Partnership quality is high. ChainGPT, Allora Network, GAIB for H200 GPU access, Injective for DeFAI workloads, Oasis for privacy-preserving model training, and over 85 other integrations as of January 2025. These are not press release partnerships. Several of these projects are running production workloads on the network.
The Solana integration for orchestration keeps transaction costs low enough to support microtransactions at inference scale, which is a genuine architectural advantage over networks that use more expensive base layers for compute coordination.
Key Risks: What Could Go Wrong
Token unlocks are the most immediate risk to track. The March 2026 unlock released approximately 13.29 million $IO tokens, worth around $1.3 million at the time. Investor and team unlocks that began in July 2025 continue on linear vesting schedules. As long as network revenue growth is absorbing sell pressure through buybacks and burns, the impact may be manageable. But in a period of weak demand or low token price, those unlocks create a known headwind.

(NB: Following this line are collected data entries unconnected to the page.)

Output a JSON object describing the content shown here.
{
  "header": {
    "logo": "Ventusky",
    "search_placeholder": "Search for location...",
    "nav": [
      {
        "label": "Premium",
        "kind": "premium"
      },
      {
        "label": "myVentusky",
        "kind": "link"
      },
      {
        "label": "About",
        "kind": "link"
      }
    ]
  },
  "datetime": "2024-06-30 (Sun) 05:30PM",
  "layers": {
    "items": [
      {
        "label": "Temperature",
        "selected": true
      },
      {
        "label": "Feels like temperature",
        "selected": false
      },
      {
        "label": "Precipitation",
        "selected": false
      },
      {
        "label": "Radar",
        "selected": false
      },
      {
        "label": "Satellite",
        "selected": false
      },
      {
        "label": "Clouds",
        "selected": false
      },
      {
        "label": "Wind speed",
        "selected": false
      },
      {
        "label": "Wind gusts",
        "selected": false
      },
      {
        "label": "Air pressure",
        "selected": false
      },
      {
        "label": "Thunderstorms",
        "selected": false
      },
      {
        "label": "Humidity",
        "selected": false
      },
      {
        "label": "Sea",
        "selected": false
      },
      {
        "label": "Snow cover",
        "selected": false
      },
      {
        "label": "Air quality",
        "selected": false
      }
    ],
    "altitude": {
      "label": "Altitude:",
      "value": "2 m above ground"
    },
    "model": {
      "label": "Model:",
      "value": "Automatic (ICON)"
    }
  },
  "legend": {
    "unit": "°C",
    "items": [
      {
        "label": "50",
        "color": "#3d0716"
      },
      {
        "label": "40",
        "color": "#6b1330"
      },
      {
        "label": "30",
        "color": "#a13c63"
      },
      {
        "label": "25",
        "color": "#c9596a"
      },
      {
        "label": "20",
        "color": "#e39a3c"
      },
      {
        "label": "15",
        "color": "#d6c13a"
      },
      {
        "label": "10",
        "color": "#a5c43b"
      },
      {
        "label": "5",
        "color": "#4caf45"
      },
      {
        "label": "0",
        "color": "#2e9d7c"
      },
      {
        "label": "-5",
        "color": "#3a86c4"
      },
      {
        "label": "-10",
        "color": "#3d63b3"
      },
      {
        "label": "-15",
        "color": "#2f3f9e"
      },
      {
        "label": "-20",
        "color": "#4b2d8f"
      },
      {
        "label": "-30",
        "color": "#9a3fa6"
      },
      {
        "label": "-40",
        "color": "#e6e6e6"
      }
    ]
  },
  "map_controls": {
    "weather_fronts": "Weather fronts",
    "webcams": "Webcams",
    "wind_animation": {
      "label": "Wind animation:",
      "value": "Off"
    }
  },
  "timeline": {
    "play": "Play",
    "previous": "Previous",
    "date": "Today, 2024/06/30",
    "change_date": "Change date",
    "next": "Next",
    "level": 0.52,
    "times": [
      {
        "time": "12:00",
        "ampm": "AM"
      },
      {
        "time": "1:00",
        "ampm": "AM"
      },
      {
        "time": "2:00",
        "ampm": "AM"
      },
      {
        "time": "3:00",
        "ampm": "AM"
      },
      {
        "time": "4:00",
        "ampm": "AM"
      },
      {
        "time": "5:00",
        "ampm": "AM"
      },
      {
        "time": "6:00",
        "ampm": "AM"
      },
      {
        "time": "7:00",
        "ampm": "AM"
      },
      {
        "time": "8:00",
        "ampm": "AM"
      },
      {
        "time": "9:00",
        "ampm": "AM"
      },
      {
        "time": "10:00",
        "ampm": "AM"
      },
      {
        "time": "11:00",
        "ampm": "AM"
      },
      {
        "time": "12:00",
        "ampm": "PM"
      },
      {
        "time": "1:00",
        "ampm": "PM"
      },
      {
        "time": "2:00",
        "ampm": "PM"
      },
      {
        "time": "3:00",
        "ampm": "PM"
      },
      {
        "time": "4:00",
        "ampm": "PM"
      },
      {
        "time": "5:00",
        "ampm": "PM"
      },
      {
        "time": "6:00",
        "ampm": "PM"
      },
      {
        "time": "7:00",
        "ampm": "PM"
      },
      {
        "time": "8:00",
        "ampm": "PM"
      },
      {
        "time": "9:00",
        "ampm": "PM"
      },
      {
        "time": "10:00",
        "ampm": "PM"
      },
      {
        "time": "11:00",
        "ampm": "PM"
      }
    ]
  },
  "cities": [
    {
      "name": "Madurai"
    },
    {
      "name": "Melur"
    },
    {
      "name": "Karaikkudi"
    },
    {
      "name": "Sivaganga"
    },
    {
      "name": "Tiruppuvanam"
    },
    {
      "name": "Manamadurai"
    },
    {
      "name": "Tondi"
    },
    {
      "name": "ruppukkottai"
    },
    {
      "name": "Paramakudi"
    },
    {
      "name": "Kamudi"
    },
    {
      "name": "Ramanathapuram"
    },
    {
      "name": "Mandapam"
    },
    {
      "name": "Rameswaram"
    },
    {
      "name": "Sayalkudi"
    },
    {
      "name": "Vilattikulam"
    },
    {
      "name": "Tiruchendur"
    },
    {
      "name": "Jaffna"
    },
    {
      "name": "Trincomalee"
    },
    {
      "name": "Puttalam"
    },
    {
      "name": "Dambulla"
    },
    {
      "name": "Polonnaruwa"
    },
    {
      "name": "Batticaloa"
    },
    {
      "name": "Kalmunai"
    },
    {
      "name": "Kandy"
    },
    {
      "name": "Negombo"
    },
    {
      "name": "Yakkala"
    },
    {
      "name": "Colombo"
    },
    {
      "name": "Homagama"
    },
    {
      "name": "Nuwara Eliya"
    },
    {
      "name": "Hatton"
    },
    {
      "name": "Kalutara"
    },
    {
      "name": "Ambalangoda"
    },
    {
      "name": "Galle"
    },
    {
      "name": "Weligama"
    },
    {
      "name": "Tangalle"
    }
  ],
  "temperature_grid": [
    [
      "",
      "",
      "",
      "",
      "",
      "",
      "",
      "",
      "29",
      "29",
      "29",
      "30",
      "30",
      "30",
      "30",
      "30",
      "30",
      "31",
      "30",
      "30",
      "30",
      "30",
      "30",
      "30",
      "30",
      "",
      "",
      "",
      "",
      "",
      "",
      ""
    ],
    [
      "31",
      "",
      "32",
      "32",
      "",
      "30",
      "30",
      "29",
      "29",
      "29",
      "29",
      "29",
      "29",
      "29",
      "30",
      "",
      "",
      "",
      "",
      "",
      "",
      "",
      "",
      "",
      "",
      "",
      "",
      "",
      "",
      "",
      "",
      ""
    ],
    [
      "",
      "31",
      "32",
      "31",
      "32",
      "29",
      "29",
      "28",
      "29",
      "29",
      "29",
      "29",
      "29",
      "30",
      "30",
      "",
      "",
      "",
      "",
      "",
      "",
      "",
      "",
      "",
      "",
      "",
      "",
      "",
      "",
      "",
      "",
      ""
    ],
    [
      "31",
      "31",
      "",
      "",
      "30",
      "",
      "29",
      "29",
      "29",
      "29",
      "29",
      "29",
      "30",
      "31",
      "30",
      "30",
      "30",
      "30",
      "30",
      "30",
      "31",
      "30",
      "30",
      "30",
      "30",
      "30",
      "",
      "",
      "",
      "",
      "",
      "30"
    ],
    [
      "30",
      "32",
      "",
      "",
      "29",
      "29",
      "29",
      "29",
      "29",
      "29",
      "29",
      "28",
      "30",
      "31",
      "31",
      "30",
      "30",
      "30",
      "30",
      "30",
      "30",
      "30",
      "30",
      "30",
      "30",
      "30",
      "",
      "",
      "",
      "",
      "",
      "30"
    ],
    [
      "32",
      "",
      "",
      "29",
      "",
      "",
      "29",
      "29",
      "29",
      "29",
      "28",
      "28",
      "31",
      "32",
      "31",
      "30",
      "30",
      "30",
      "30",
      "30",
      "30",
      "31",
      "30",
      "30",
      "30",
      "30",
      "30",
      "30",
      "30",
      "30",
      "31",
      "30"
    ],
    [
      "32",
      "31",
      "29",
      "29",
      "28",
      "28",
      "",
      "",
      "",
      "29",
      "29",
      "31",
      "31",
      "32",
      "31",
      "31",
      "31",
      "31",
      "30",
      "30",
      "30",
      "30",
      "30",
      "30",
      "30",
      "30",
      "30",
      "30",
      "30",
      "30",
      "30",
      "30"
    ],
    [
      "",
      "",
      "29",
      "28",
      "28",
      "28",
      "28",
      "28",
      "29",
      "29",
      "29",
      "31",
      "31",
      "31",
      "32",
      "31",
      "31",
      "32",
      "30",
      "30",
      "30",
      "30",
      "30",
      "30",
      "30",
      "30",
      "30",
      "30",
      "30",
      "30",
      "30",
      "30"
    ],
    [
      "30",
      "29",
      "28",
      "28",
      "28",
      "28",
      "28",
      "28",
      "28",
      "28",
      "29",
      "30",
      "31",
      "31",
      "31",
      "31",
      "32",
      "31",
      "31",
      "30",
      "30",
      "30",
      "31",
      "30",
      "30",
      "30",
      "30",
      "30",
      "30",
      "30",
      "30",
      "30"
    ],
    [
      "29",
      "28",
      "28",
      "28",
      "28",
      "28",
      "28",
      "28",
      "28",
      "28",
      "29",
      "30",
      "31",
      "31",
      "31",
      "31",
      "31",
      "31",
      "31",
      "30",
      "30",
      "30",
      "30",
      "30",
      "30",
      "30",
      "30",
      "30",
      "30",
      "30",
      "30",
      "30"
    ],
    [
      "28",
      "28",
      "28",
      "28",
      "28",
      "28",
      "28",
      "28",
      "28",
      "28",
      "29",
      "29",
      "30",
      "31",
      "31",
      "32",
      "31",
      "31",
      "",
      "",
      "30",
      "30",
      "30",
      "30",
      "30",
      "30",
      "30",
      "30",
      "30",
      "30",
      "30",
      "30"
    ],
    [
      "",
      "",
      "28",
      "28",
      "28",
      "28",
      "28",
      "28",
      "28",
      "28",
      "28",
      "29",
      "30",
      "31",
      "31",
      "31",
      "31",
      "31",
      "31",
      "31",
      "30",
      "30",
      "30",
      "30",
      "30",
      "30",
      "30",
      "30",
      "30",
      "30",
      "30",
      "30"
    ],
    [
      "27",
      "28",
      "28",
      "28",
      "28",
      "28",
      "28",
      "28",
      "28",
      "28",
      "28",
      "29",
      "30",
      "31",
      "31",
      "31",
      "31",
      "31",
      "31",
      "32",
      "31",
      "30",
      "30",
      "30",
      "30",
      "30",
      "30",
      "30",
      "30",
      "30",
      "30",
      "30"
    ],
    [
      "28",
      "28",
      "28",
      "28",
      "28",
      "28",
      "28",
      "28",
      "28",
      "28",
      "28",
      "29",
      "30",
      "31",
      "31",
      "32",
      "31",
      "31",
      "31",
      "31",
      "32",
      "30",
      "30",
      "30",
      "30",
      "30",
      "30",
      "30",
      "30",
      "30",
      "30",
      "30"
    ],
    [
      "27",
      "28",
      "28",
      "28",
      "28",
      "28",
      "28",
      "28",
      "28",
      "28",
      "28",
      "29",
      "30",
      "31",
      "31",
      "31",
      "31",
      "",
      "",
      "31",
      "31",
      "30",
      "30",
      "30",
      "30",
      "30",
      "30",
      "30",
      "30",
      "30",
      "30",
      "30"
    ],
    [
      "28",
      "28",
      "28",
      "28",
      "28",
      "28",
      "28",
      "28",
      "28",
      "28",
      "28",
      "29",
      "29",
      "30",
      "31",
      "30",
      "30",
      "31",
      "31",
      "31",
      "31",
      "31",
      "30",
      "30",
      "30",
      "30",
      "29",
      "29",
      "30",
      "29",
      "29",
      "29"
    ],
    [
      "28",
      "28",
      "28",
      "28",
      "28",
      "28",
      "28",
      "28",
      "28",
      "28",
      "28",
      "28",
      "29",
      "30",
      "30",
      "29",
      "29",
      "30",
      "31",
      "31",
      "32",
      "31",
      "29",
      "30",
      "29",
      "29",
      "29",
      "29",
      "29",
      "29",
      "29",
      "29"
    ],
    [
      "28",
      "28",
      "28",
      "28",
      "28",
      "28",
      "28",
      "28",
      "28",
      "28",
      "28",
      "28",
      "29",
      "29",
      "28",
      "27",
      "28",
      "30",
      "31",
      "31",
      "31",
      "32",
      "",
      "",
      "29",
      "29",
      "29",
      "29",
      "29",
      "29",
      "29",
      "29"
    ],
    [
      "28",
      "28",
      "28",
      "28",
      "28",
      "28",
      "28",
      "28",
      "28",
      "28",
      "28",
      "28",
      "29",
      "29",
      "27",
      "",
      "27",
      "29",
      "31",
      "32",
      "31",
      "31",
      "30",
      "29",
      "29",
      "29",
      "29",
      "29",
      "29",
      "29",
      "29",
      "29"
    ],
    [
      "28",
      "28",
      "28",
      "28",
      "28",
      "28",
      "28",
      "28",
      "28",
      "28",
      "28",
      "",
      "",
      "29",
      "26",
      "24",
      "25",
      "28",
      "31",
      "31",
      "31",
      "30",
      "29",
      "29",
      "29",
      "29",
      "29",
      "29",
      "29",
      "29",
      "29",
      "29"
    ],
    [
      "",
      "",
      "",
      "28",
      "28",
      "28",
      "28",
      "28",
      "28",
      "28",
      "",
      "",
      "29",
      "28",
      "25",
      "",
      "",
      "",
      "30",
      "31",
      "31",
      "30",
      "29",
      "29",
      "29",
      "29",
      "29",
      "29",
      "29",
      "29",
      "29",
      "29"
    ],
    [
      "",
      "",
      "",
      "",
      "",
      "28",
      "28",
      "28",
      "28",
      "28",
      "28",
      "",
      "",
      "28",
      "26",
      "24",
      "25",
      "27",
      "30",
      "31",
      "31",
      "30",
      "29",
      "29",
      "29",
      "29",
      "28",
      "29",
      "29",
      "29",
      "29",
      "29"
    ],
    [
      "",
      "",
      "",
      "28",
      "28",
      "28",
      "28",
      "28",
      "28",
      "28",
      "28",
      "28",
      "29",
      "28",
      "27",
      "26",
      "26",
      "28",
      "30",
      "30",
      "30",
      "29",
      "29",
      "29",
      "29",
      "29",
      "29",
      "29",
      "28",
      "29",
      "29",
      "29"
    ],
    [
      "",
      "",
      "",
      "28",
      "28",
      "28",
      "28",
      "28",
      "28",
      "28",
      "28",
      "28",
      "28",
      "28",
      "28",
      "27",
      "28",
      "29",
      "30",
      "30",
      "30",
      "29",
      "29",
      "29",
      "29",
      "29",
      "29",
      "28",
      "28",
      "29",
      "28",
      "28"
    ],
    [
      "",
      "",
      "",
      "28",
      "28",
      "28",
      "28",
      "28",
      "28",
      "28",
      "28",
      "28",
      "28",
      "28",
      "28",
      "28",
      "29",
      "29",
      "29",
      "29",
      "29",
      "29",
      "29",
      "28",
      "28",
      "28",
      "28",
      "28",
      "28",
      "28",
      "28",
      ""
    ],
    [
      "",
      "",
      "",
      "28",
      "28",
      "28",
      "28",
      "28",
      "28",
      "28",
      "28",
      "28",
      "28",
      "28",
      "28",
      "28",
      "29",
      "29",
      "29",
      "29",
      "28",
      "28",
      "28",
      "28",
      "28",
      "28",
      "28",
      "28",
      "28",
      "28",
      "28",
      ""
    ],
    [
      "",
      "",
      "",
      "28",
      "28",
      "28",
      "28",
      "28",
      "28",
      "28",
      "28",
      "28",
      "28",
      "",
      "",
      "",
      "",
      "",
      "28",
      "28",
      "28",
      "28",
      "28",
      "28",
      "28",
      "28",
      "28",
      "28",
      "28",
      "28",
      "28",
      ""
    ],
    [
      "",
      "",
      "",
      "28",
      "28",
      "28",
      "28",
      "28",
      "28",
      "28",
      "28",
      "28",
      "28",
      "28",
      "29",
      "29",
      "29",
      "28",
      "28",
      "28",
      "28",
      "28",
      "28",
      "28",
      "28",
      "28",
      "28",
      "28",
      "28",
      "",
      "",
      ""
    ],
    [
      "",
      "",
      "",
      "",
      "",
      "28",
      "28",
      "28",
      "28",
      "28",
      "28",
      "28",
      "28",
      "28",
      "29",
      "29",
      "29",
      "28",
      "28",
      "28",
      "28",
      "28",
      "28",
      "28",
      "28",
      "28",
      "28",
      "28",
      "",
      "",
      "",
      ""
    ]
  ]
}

Competition is real. Render, Akash, and improving centralised options from providers like Lambda Labs and RunPod are all competing for the same developers. io.net has differentiated on network size and the IDE tokenomics model, but pricing competition in commodity compute markets can compress margins quickly.
The IDE is not yet live on mainnet at full scale. The Q2 2026 rollout is the key execution event to watch. The framework has been validated in simulation, but real-world conditions are always messier than stress tests. The success of the new tokenomics depends on continued usage growth to fund the burn and buyback mechanisms. If compute demand plateaus, the IDE’s buffers become a delay mechanism rather than a long-term solution.
Technical risk at scale is always present. Any major network outage or security incident affecting customer workloads would damage the trust that io.net has built with AI development teams, and trust is the hardest thing to rebuild in infrastructure markets.
Getting Started with io.net
Visit io.net or cloud.io.net to browse available GPU clusters and test inference workloads with small amounts first. The IO Explorer shows real-time network stats including GPUs online, utilisation rates, and revenue, giving you a live picture of actual network health before you make any capital decisions. Review the IDE litepaper on the tokenomics page if you want to understand the economic model in depth. The Co-Staking Marketplace through the IO Worker interface lets token holders participate without running hardware.
io.net sits at a credible intersection of two of the most important trends in technology: AI compute demand that is growing faster than centralised supply can accommodate, and DePIN infrastructure designed to be economically resilient rather than purely speculative. At the current market cap relative to the revenue the network is already generating, it fits the low-cap gem profile for people willing to do the work of understanding what they are looking at.
Whether the IDE rollout executes cleanly and whether AI compute demand continues expanding will determine how this plays out. The foundations are serious. The risks are real. Size accordingly.
This article is for educational purposes only and does not constitute financial advice. Always conduct your own research before making any investment decisions. Only invest what you can afford to lose completely.